Şimdi de bu çocuk hastalıklarının İngilizcede nasıl kullanıldığına dair birkaç örnek cümle verelim:

– My daughter caught the chickenpox and had to stay home from school for a week. (Kızım suçiçeği kaptı ve okula gitmek zorunda kalmadı bir hafta.)

– The pediatrician diagnosed my son with strep throat and prescribed antibiotics. (Çocuk doktoru oğlumun boğaz enfeksiyonu olduğunu teşhis etti ve antibiyotik yazdı.)

– Seasonal allergies are very common in children, causing sneezing, runny nose, and itchy eyes. (Mevsimsel alerjiler çocuklarda çok yaygındır ve hapşırma, burun akıntısı ve kaşınan gözlere neden olur.)

– Asthma attacks can be frightening for children, making it hard for them to breathe properly. (Astım krizleri çocuklar için korkutucu olabilir, nefes almalarını zorlaştırır.)

– The flu is going around the school, and many students have had to stay home sick. (Grip okuldaki çocukların arasında yayılıyor ve birçok öğrenci hasta olup evde kalmak zorunda kaldı.)

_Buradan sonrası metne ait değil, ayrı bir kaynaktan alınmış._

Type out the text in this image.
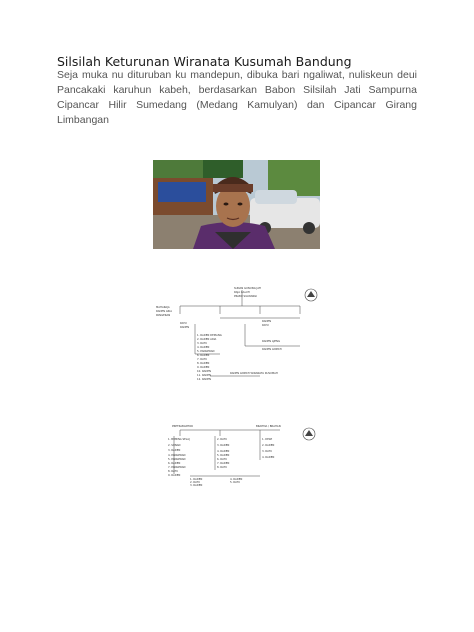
Silsilah Keturunan Wiranata Kusumah Bandung
Seja muka nu dituruban ku mandepun, dibuka bari ngaliwat, nuliskeun deui Pancakaki karuhun kabeh, berdasarkan Babon Silsilah Jati Sampurna Cipancar Hilir Sumedang (Medang Kamulyan) dan Cipancar Girang Limbangan
SUNAN GUNUNG JATI
RAJA GALUH
PRABU SILIWANGI
MAHARAJA
RADEN ARIA
PANGERAN
RATU
RADEN
1. RADEN DEMANG
2. RADEN ARIA
3. RATU
4. RADEN
5. PANGERAN
6. RADEN
7. RATU
8. RADEN
9. RADEN
10. RADEN
11. RADEN
12. RADEN
RADEN
RATU
RADEN AJENG
RADEN ADIPATI
RADEN ADIPATI WIRANATA KUSUMAH
PRETRABANTOR	BRAHMA / BRAHAN
1. BUMINA SELAJ
2. SUNAN
3. RADEN
4. PANGERAN
5. PANGERAN
6. RADEN
7. PANGERAN
8. RATU
9. RADEN
2. RATU
3. RADEN
4. RADEN
5. RADEN
6. RATU
7. RADEN
8. RATU
1. DEWI
2. RADEN
3. RATU
4. RADEN
1. RADEN
2. RATU
3. RADEN
4. RADEN
5. RATU
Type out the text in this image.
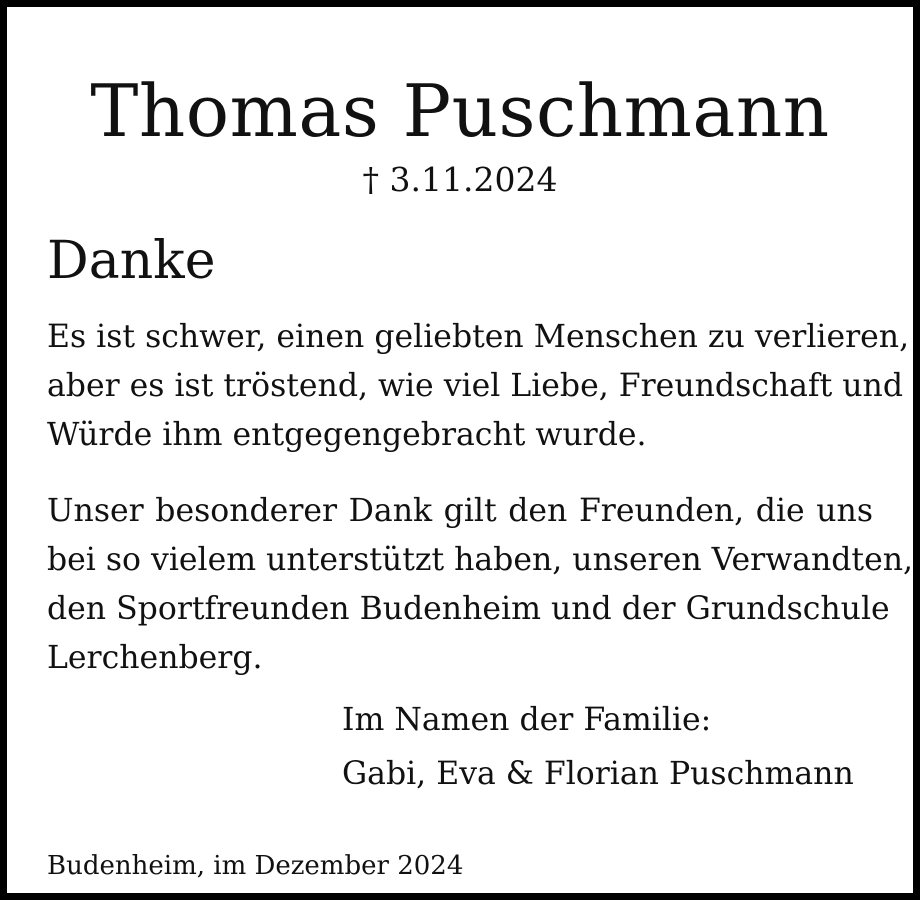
Thomas Puschmann
† 3.11.2024
Danke

Es ist schwer, einen geliebten Menschen zu verlieren,
aber es ist tröstend, wie viel Liebe, Freundschaft und
Würde ihm entgegengebracht wurde.

Unser besonderer Dank gilt den Freunden, die uns
bei so vielem unterstützt haben, unseren Verwandten,
den Sportfreunden Budenheim und der Grundschule
Lerchenberg.

Im Namen der Familie:
Gabi, Eva & Florian Puschmann
Budenheim, im Dezember 2024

Gördüğünüz gibi, çocuk hastalıklarının İngilizcedeki kullanımları oldukça yaygın. Öğrenciler, bu ifadeleri hem günlük konuşmalarda hem de sağlık alanındaki yazışmalarda sıklıkla karşılaşabilirler.

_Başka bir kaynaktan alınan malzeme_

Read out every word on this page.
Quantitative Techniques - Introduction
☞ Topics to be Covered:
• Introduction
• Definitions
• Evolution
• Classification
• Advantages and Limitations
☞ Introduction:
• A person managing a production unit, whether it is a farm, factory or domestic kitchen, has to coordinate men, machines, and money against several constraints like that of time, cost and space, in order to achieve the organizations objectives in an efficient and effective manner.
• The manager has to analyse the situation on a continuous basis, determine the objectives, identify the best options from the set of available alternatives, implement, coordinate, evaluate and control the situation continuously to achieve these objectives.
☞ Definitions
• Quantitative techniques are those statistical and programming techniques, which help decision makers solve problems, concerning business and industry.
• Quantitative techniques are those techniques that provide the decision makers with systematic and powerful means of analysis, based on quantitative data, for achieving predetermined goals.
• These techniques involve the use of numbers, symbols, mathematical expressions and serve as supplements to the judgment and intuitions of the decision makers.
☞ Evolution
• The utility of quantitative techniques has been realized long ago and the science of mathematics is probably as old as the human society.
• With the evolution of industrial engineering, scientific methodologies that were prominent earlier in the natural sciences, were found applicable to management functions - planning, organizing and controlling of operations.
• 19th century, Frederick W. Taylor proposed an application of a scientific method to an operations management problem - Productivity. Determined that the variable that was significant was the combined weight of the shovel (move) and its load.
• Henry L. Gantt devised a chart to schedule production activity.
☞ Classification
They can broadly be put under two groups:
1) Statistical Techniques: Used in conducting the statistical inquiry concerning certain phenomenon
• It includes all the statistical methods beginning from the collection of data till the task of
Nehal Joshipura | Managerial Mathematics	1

İlgili İngilizce Kelimeler ve Kullanımları

Çocuk hastalıkları ile ilgili bazı önemli İngilizce kelimeleri ve kullanımlarını inceleyelim:

– Pediatrician (Çocuk Doktoru): A medical doctor who specializes in the care of infants, children, and adolescents. (Bebek, çocuk ve ergen sağlığı ile uzmanlaşmış bir doktor.)
Örnek cümle: The pediatrician recommended that my child get the flu shot this year. (Çocuk doktoru, çocuğumun bu yıl grip aşısı olmasını önerdi.)

– Immunization (Aşılama): The process of making a person immune to an infectious disease, typically by administering a vaccine. (Bir kişiyi bir bulaşıcı hastalığa karşı bağışık hale getirme süreci, genellikle aşı uygulanarak.)
Örnek cümle: All children should receive their recommended immunizations to protect against serious diseases. (Tüm çocukların ciddi hastalıklara karşı korunması için önerilen aşıları olması gerekir.)

– Symptom (Belirti): A physical or mental feature that is regarded as indicating a condition of disease, particularly such a feature that the patient or doctor notices. (Hastalık durumunu gösteren fiziksel veya zihinsel bir özellik, özellikle hastanın veya doktorun fark ettiği bir özellik.)
Örnek cümle: The child had a high fever, sore throat, and headache – all common symptoms of the flu. (Çocuğun yüksek ateşi, boğaz ağrısı ve baş ağrısı vardı – bunlar grip belirtilerinin hepsi.)

– Contagious (Bulaşıcı): (Of a disease) capable of being transmitted from one person to another. (Bir hastalığın bir kişiden diğerine geçebilme özelliği.)
Örnek cümle: Chickenpox is a highly contagious illness, so infected children should stay home from school to avoid spreading it. (Suçiçeği çok bulaşıcı bir hastalıktır, bu yüzden enfekte olan çocukların onu başkalarına bulaştırmamak için evde kalmaları gerekir.)

Sevgili öğrenciler, çocuk hastalıklarının İngilizcesi hakkında önemli bilgiler edindik. Umarım bu bilgiler sizin için de faydalı olmuştur. Eğer herhangi bir sorunuz varsa, lütfen bana sorun. Birlikte öğrenmeye devam edelim!